The producers behind the sequel to Neil Marshall's "The Descent" have finally come to their senses and ditched the retarded title "De2cent" (which made no fucking sense at all). The official title is now the much classier "The Descent: Part Two". Well played. The film is currently shooting with the entire cast returning, most of which will be in flashback form for obvious reasons.
Bryan Bertino, writer director of "The Strangers", has officially signed on to pen a sequel. Liv Tyler has also signed on to return. I hate the fact that everything that's decent has to get a sequel these days, but there are a lot worse films that you could be sequelizing.
A controversial advertisement for the Spanish flick [REC] has been banned in New Zealand. Apparently the Kiwis took offense to a faux real "Bloody Mary" being served to potential movie goers. What? A little fake cannibalism never hurt anyone.
Boy is somehow born with two heads even though he was formed from only one embryo. Doctors are calling it an "anomaly". Gee, you think?
The price of rat meat has tripled in Cambodia! Between this and the canned meat scare in Canada, how are we to attain our most delicious of foods?
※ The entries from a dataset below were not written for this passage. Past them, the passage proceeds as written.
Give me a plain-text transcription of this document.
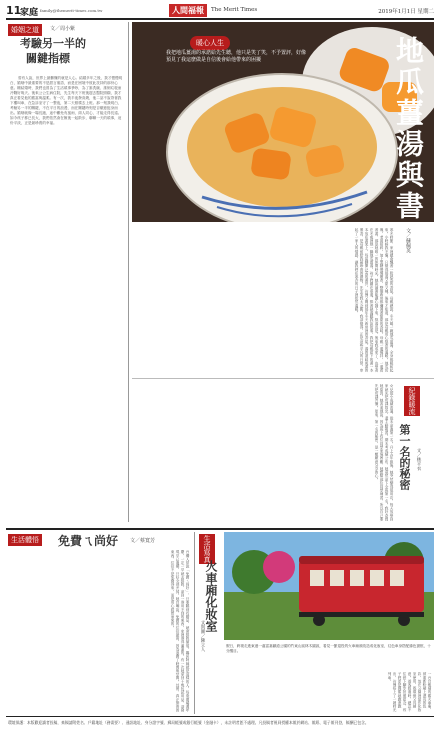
11
家庭 family@themerit-times.com.tw	人間福報	The Merit Times	2019年1月1日 星期二
婚姻之道	文／周小紫
考驗另一半的
關鍵指標
曾有人說，世界上最難懂的就是人心。結婚多年之後，我才慢慢明白，婚姻中最重要的不是甜言蜜語，而是在困境中彼此扶持的那份心意。剛結婚時，我們也曾為了生活瑣事爭吵，為了誰洗碗、誰倒垃圾而冷戰好幾天。後來公公生病住院，先生每天下班後趕去醫院照顧，我才真正看見他的擔當與溫柔。有一次，我半夜發高燒，他二話不說背著我下樓叫車，在急診室守了一整夜，第二天照樣去上班。那一刻我明白，考驗另一半的關鍵，不在平日的浪漫，而在關鍵時刻是否願意挺身而出。婚姻就像一場長跑，途中難免有風雨，兩人同心，才能走得長遠。如今孩子都已長大，我們依然會在飯後一起散步，聊聊一天的瑣事，這份平淡，正是最珍貴的幸福。
暖心人生
我把地瓜薑湯的承諾給先生聽，他只是笑了笑，不予置評，好像預見了我這麼做是自信後會給他帶來的困擾	地瓜薑湯與書
寒冬時節，家裡總會飄著一股熟悉的香氣。母親總說，冬天喝一碗地瓜薑湯，全身都暖和起來。小時候我不懂，只覺得那湯又甜又辣，後來才知道，那是母親用心熬煮的溫暖。地瓜切塊，老薑拍碎，加上黑糖慢慢燉煮，整個廚房都瀰漫著甜甜的香味。母親一邊攪拌，一邊看著書，那是她唯一的休閒時光。她說讀書能讓心靜下來，熬湯也是。後來我成家了，也學著在冬夜裡熬一鍋地瓜薑湯，孩子們圍在桌邊，捧著熱湯聽我說故事。我把母親留下的書一本本放在書架上，每當翻開泛黃的書頁，彷彿又聞到那年冬天廚房裡的香氣。湯的滋味與書的墨香，是母親留給我最珍貴的禮物。先生笑我太念舊，我卻覺得，正是這些平凡的日常，串起了一家人的情感，讓我們在寒冷的日子裡依然溫暖。	文／蘇佩英
女兒從小成績普通，從未拿過第一名。升上五年級後，她突然變得很用功，每天放學回家就先把功課寫完，還主動複習。期末考成績公布，她竟然拿下全班第一名。我好奇問她原因，她害羞地說，因為班上有位同學家境困難，她想幫那位同學補習，所以自己要先把功課弄懂。原來，第一名的秘密，是一顆願意分享的心。	紀錄暖流
第一名的秘密 文／林平衣
生活體悟 免費ㄟ尚好 文／蔡寬芳
台灣人常說「免費ㄟ尚好」，只要聽到有贈品，就會排隊搶領。鄰居阿姨就是這樣的人，每逢賣場週年慶，一定一早就去排隊，拿回一堆用不到的東西，家裡堆得滿滿的。有一次她拿回十幾包試用品，卻發現早已過期，只好全部丟掉。她自嘲說，免費的往往最貴，因為浪費了時間與空間。其實，真正珍貴的東西，往往不是免費得來，而是用心經營而來的。
生活寫真
火車廂化妝室
文與圖／陳立人	假日，跨境走進東港一處富嘉鐵道公園的竹東山區林木園區，看見一節退役的火車廂被改造成化妝室，紅色車身搭配綠色窗框，十分醒目。
一台台報廢的舊火車廂，被重新粉刷上漂亮的色彩，放在公園裡當作化妝室使用，既環保又具創意。遊客經過時，總忍不住停下腳步拍照留念，孩子們更是興奮地跑進跑出，彷彿搭上了一趟時光列車。
環境保護：本版歡迎讀者投稿，來稿請附姓名、戶籍地址（務需要）、通訊地址、身分證字號、郵局帳號或銀行帳號（金融卡），未註明者恕不處理。凡投稿者視同授權本報於網站、報紙、電子報刊登，稿酬已包含。
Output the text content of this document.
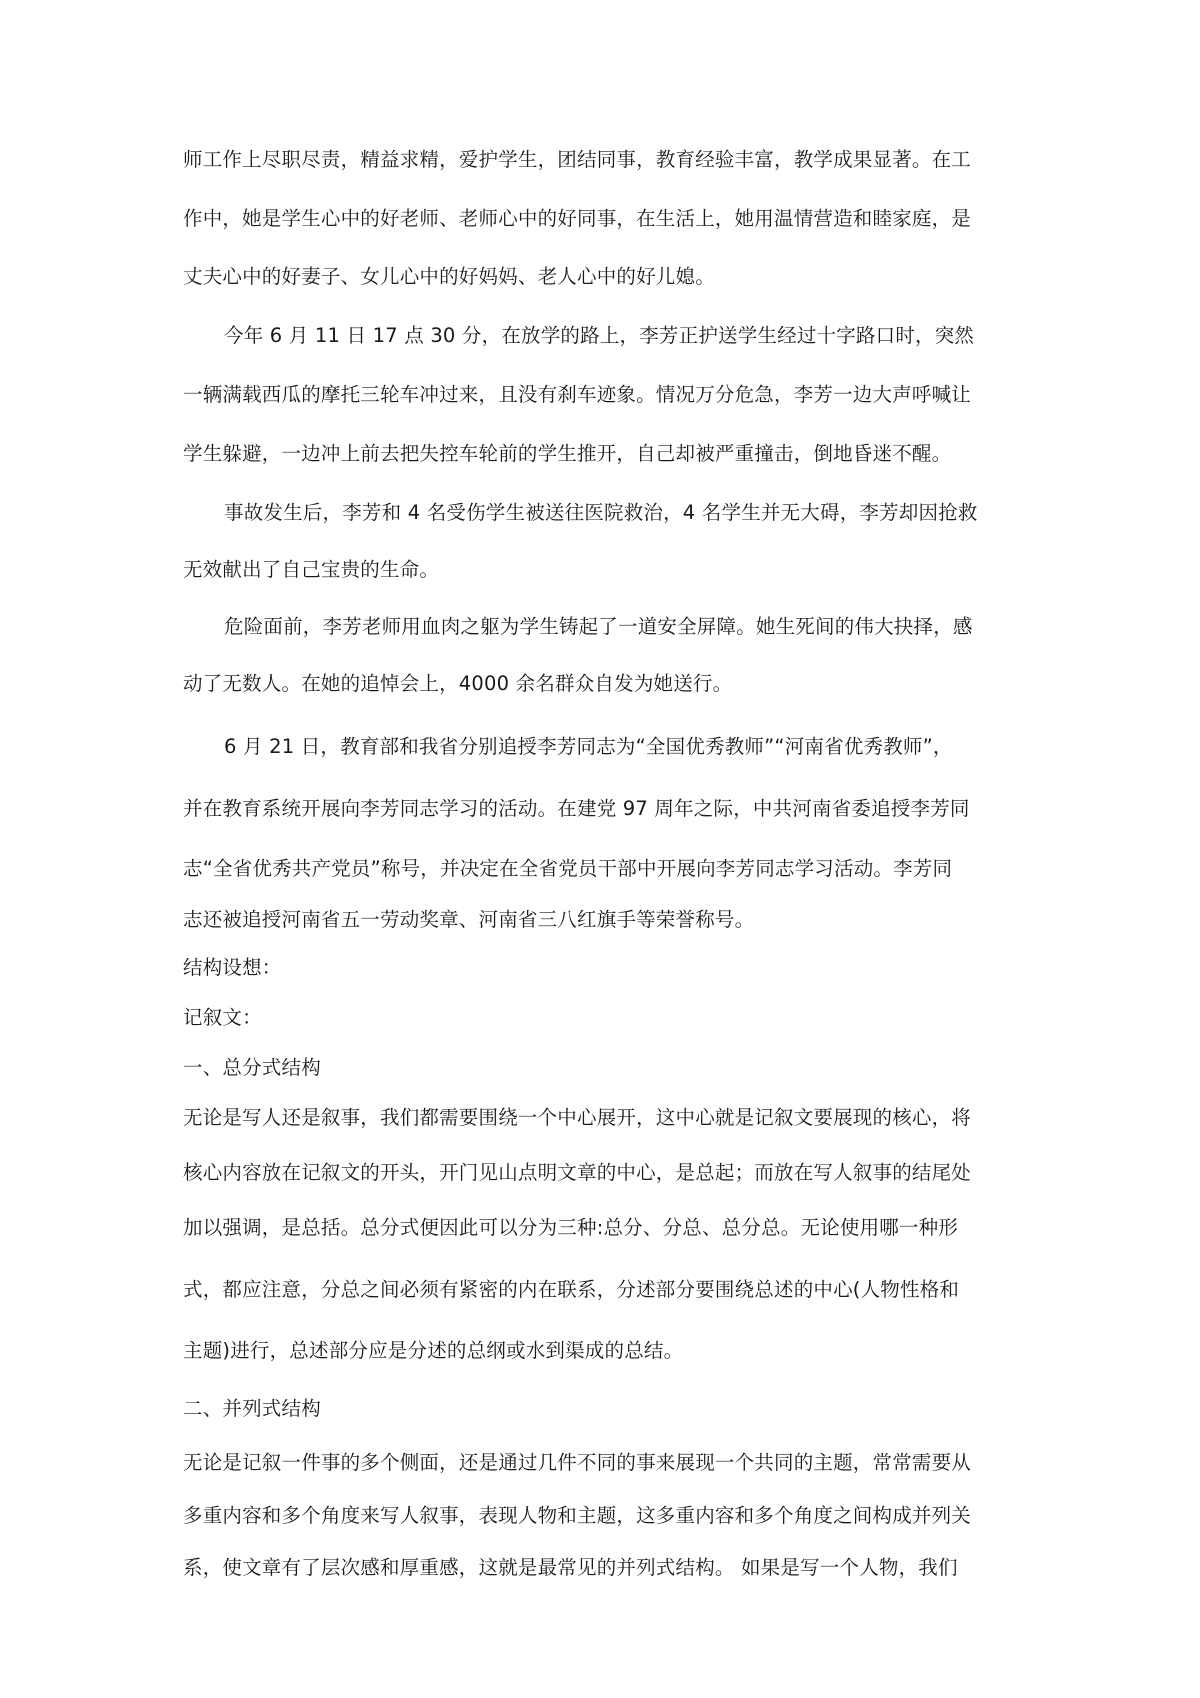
师工作上尽职尽责，精益求精，爱护学生，团结同事，教育经验丰富，教学成果显著。在工
作中，她是学生心中的好老师、老师心中的好同事，在生活上，她用温情营造和睦家庭，是
丈夫心中的好妻子、女儿心中的好妈妈、老人心中的好儿媳。
今年 6 月 11 日 17 点 30 分，在放学的路上，李芳正护送学生经过十字路口时，突然
一辆满载西瓜的摩托三轮车冲过来，且没有刹车迹象。情况万分危急，李芳一边大声呼喊让
学生躲避，一边冲上前去把失控车轮前的学生推开，自己却被严重撞击，倒地昏迷不醒。
事故发生后，李芳和 4 名受伤学生被送往医院救治，4 名学生并无大碍，李芳却因抢救
无效献出了自己宝贵的生命。
危险面前，李芳老师用血肉之躯为学生铸起了一道安全屏障。她生死间的伟大抉择，感
动了无数人。在她的追悼会上，4000 余名群众自发为她送行。
6 月 21 日，教育部和我省分别追授李芳同志为“全国优秀教师”“河南省优秀教师”，
并在教育系统开展向李芳同志学习的活动。在建党 97 周年之际，中共河南省委追授李芳同
志“全省优秀共产党员”称号，并决定在全省党员干部中开展向李芳同志学习活动。李芳同
志还被追授河南省五一劳动奖章、河南省三八红旗手等荣誉称号。
结构设想：
记叙文：
一、总分式结构
无论是写人还是叙事，我们都需要围绕一个中心展开，这中心就是记叙文要展现的核心，将
核心内容放在记叙文的开头，开门见山点明文章的中心，是总起；而放在写人叙事的结尾处
加以强调，是总括。总分式便因此可以分为三种:总分、分总、总分总。无论使用哪一种形
式，都应注意，分总之间必须有紧密的内在联系，分述部分要围绕总述的中心(人物性格和
主题)进行，总述部分应是分述的总纲或水到渠成的总结。
二、并列式结构
无论是记叙一件事的多个侧面，还是通过几件不同的事来展现一个共同的主题，常常需要从
多重内容和多个角度来写人叙事，表现人物和主题，这多重内容和多个角度之间构成并列关
系，使文章有了层次感和厚重感，这就是最常见的并列式结构。 如果是写一个人物，我们
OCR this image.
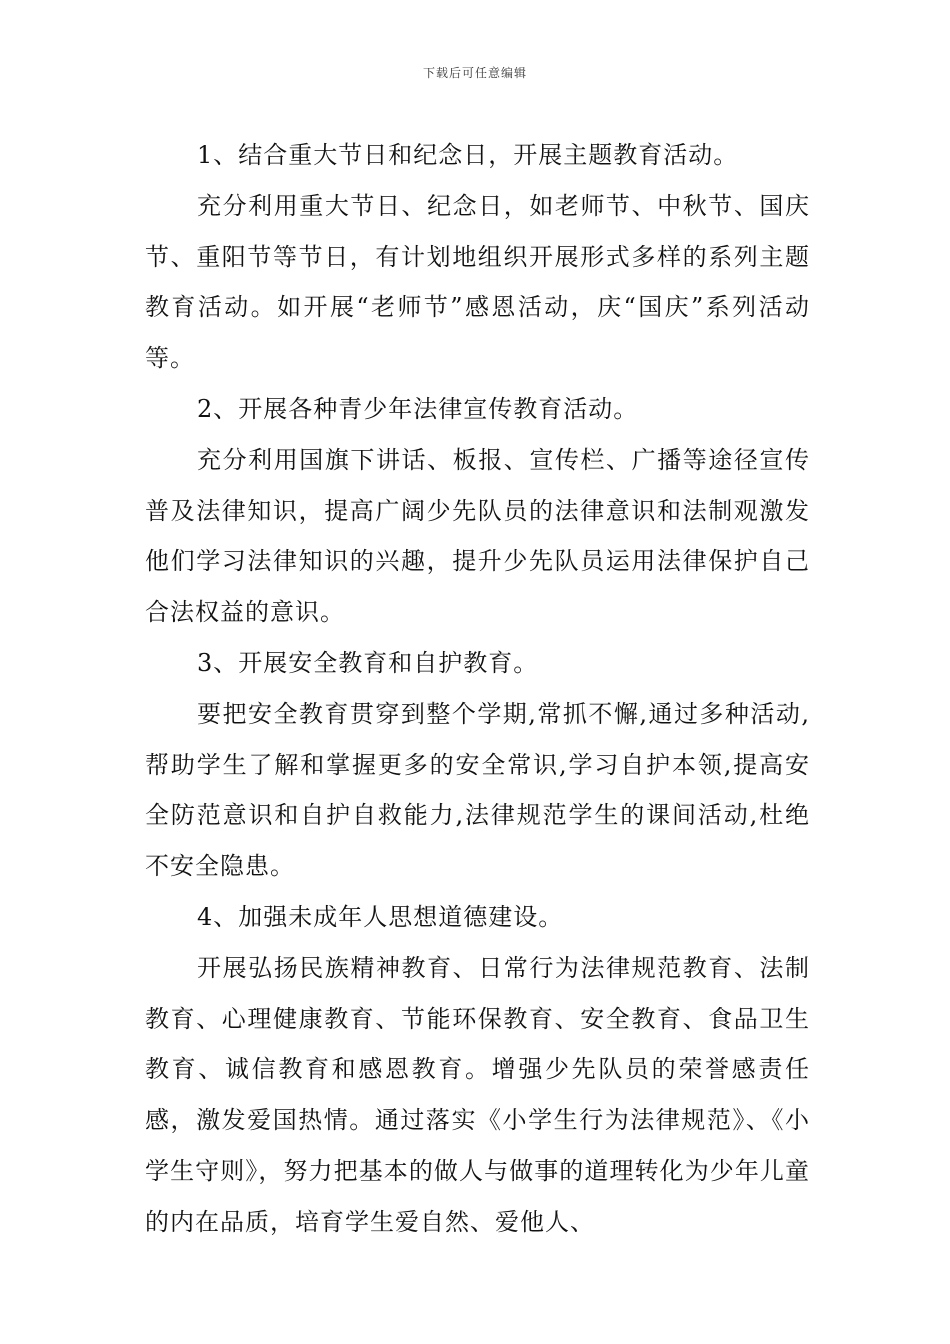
下载后可任意编辑

1、结合重大节日和纪念日，开展主题教育活动。

充分利用重大节日、纪念日，如老师节、中秋节、国庆节、重阳节等节日，有计划地组织开展形式多样的系列主题教育活动。如开展“老师节”感恩活动，庆“国庆”系列活动等。

2、开展各种青少年法律宣传教育活动。

充分利用国旗下讲话、板报、宣传栏、广播等途径宣传普及法律知识，提高广阔少先队员的法律意识和法制观激发他们学习法律知识的兴趣，提升少先队员运用法律保护自己合法权益的意识。

3、开展安全教育和自护教育。

要把安全教育贯穿到整个学期,常抓不懈,通过多种活动,帮助学生了解和掌握更多的安全常识,学习自护本领,提高安全防范意识和自护自救能力,法律规范学生的课间活动,杜绝不安全隐患。

4、加强未成年人思想道德建设。

开展弘扬民族精神教育、日常行为法律规范教育、法制教育、心理健康教育、节能环保教育、安全教育、食品卫生教育、诚信教育和感恩教育。增强少先队员的荣誉感责任感，激发爱国热情。通过落实《小学生行为法律规范》、《小学生守则》，努力把基本的做人与做事的道理转化为少年儿童的内在品质，培育学生爱自然、爱他人、
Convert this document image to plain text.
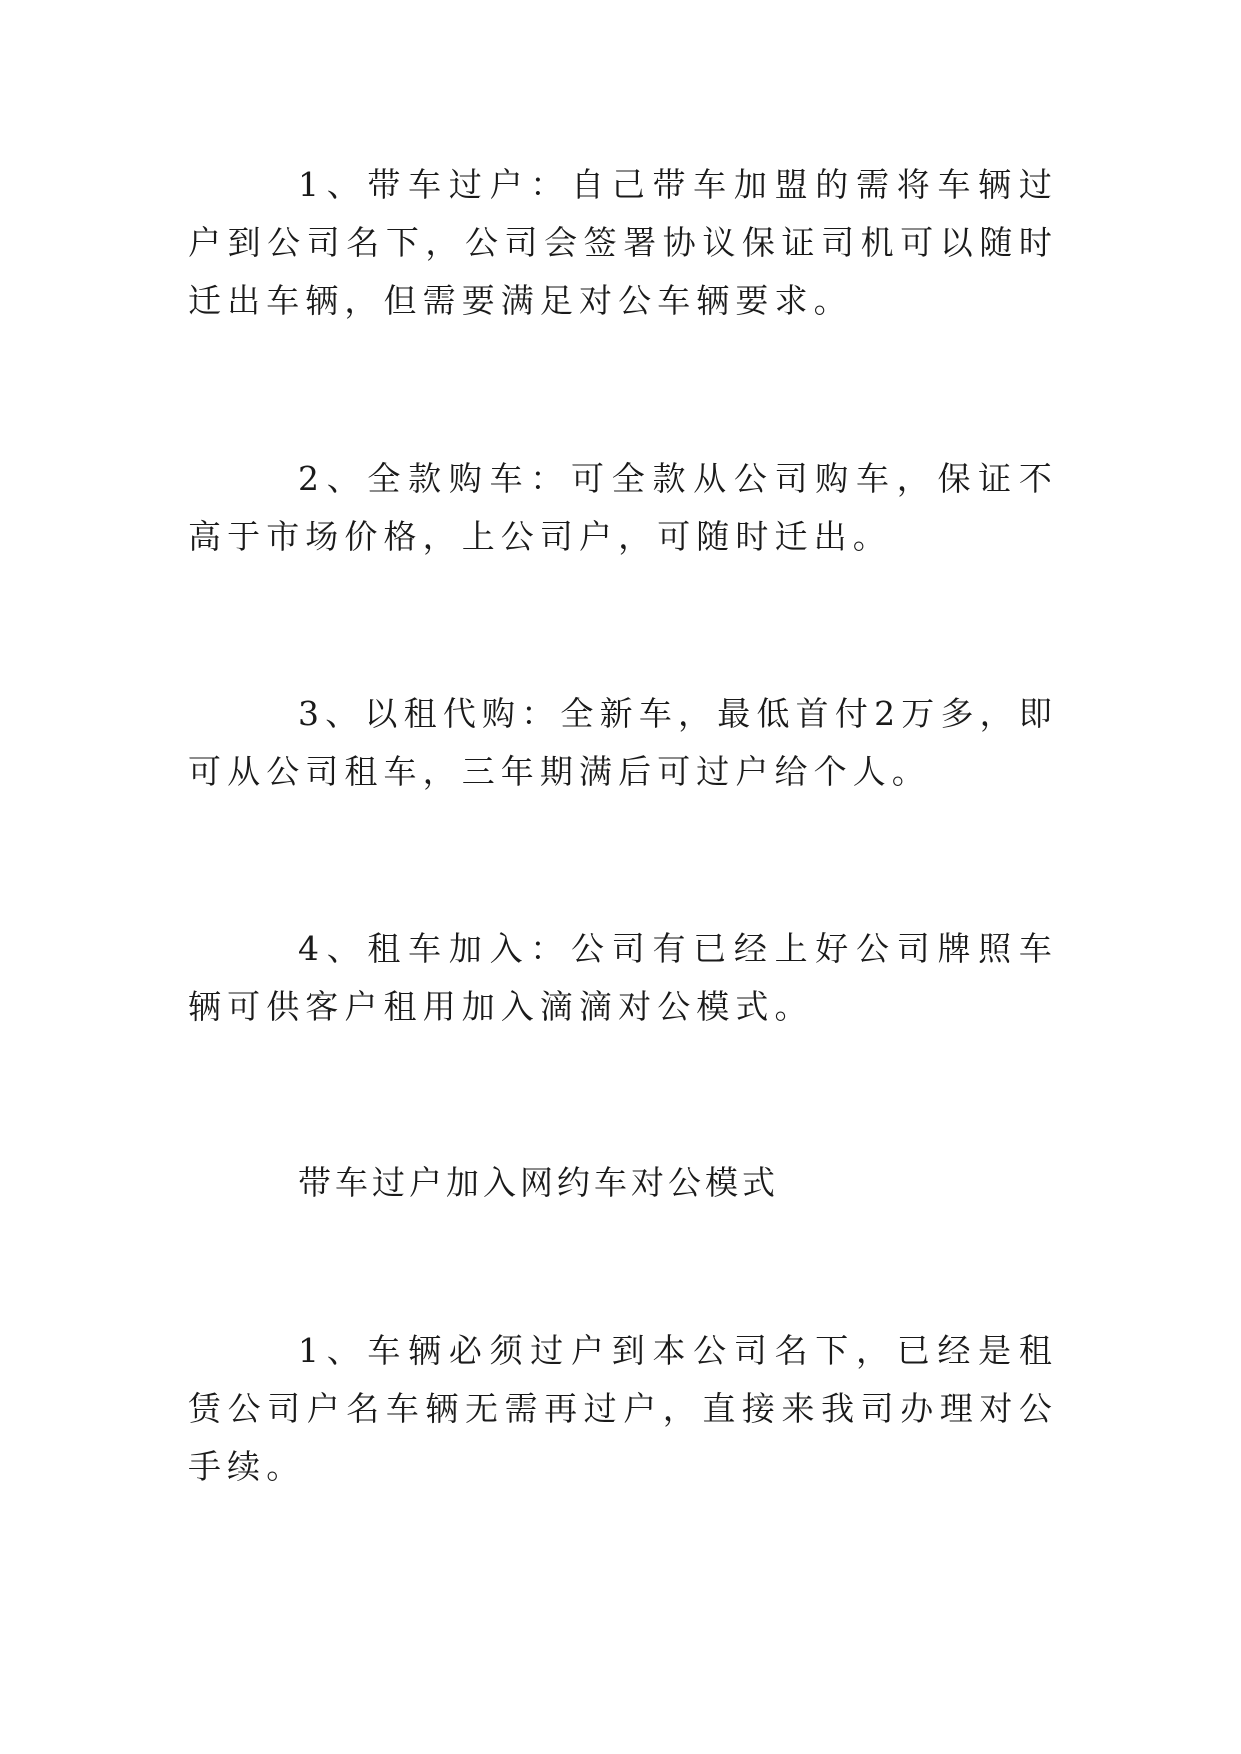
1、带车过户：自己带车加盟的需将车辆过户到公司名下，公司会签署协议保证司机可以随时迁出车辆，但需要满足对公车辆要求。

2、全款购车：可全款从公司购车，保证不高于市场价格，上公司户，可随时迁出。

3、以租代购：全新车，最低首付2万多，即可从公司租车，三年期满后可过户给个人。

4、租车加入：公司有已经上好公司牌照车辆可供客户租用加入滴滴对公模式。

带车过户加入网约车对公模式

1、车辆必须过户到本公司名下，已经是租赁公司户名车辆无需再过户，直接来我司办理对公手续。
I tell ya, life just isn't fair sometimes.
Here's a new twist to the student / teacher affair... cocaine! Might as well completely screw over your life over while you're at it, right?
This just in, Irish girls are sluts. This should come as good news to all the Ginger chasers running around these parts. Me, I still think they've got the touch of the devil in 'em.
1988: Three Italian fighter jets from the precision flight team Frecce Tricolori collide while attempting their "Pierced Heart" stunt during an air show at Ramstein Air Base in West Germany. The wreckage of one plane tumbles into the crowd and explodes, killing 40 spectators and seriously injuring hundreds more. The death toll reaches 69 two months later.